闇が渦巻いてるところがあると思えば、今度は視界が真っ白に染まるほど眩しいところがあったり、身体を左右に大きく揺さぶられたかと思ったら今度は小刻みに振動したりして……早い話が酔ったのだ。
これが噂の召喚酔いか? などと膝をつきながら馬鹿な事を考えていると、ハイルさんが心配そうに顔をのぞき込んでいる。
「すいません、ちょっと酔っちゃったみたいで……」
「そうなの? じゃあリーフィを呼んでくるよ。丁度紹介したかったし!」
そう言うやいなや、ハイルさんは部屋の奥に走っていってしまった。
……しかしここは何の部屋なんだろうか、召喚儀式用の部屋? にしては……。
未だこみ上げてくる吐き気を堪えながら、俺はざっと辺りを見渡してみた。
部屋全体は白を基調としたおり、清潔感が溢れていた。テーブルの上に何故か乗っている小石や葉っぱ、よくわからない物を除けばあとにあるのはベットとクローゼットのみである。
あまり生活感が感じられないけど……ああ、もしかしたらハイルさんの部屋かな? 神様の分霊体みたいだし、人間みたいな生活なんてしないんだろうなぁ。
そう一人納得していると、ドアの向こうから声が聞こえてきた。
「早く早く! 龍君が来てくれたんだよ? 挨拶しなきゃ!」
「ええ!? ちょ、ちょっと待つのですよ! 今は……ああっだめぇ!!」
なんだか騒がしいなぁと思っていると、笑顔のハイルさんが身体にタオルだけを巻き付けた女の子を連れてきた。

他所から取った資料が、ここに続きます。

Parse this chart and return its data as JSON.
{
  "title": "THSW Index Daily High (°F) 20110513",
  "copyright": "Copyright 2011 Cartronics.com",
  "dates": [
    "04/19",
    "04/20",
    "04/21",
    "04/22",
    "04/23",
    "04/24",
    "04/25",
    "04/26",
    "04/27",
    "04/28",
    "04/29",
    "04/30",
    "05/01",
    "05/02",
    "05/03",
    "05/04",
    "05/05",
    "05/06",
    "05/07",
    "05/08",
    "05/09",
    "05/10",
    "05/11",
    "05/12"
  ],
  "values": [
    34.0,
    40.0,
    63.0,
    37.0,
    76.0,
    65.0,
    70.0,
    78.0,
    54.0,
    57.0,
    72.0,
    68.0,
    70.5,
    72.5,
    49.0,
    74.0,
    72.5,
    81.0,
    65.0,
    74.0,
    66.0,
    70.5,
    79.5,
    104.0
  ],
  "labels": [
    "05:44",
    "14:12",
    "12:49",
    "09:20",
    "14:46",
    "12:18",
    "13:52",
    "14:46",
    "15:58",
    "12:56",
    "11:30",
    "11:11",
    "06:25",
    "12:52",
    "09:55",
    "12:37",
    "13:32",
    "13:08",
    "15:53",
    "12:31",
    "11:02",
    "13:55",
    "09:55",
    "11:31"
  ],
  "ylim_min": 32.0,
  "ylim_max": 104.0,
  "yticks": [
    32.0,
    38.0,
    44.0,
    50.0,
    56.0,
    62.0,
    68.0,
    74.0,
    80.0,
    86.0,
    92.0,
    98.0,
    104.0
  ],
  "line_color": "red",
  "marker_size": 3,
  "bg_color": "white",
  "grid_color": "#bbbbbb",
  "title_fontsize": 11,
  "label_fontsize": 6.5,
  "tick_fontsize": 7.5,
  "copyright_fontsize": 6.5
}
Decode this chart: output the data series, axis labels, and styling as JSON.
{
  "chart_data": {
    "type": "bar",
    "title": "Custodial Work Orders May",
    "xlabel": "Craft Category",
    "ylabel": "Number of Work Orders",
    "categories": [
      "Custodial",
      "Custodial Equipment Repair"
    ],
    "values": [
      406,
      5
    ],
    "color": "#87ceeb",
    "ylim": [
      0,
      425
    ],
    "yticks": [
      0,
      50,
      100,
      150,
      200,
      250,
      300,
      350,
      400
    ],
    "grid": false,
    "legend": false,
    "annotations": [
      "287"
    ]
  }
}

年の頃はハイルと同じくらいだろうか、ハイルさんとは正反対で庇護欲を刺激するような幼さを残す可愛らしい顔立ちをしている。肩甲骨辺りまで伸ばされている淡い桃色の髪は濡れており、頬や背中に張り付いている。
しかしそれを押しのけて自己主張をするものがある。そうーーー胸だ。
これが母性だと言わんばかりの大きさである。タオル一枚というほぼ無防備な姿であるため、涙目になってハイルさんに抗議のぽかぽかパンチをするたびにそれはゆっさゆっさと揺れている。もう一度言おう、ゆっさゆっさと揺れている!!
「せめて服を着せてほしいのですよ! こんな格好じゃ恥ずかしくて恥ずかしくて挨拶なんて出来ないのですよぉ!」
「うるさいなぁ。裸くらいいいじゃん減るもんじゃないしー。ほら、せっかく龍君が来てくれたんだからさっさと挨拶する!」
うーん、なんという眼福。実に素晴らしすぎる光景。これが異世界か。なんて考えていると、リーフィさんの抗議を面倒くさそうに聞いていたハイルさんは、あろうことかリーフィさんの肩を掴んでこちら向かせると、思いっきり背中を押したのである。
「ちょ、ハイル!? わ、あ! きゃう!」
ーーー諸君はタオルを腰に巻いて歩いた事があると思う。その時、大股で歩いただろうか? いいや、歩かない。なぜなら大事なところが見えてしまうし、巻いたタオルが緩んで外れてしまうからだ。では、もし背中を押されたらどうなるか。
答えはバランスを崩して転倒する。そう、今まさに目の前にはこちらに向かって倒れてくるリーフィさんの姿が! しかも何故かタオルがはだけていて……おお、神よ!!
「へー、裸を見られるの嫌なのに、裸で抱きつくのいいんだ?」
「ひっ!? りゅ、龍さんごめんなさい! 今離れたらその、色々見えちゃうのでこのまま……ハイル! 早くタオルを返すのですよ!!」
「やだよー。そのまま自己紹介したらどうかな?」
「ハーイールー!!」
……俺は紳士だから絶対に動きません。紳士だから、なんだこの物体柔らかすぎんだろとかも考えていません。リーフィさんが身じろぎするたび、顔にものすっごい柔らかい物体がむにゅむにゅ当たって最高だとか思う訳ないじゃないですか。……ホントダヨ?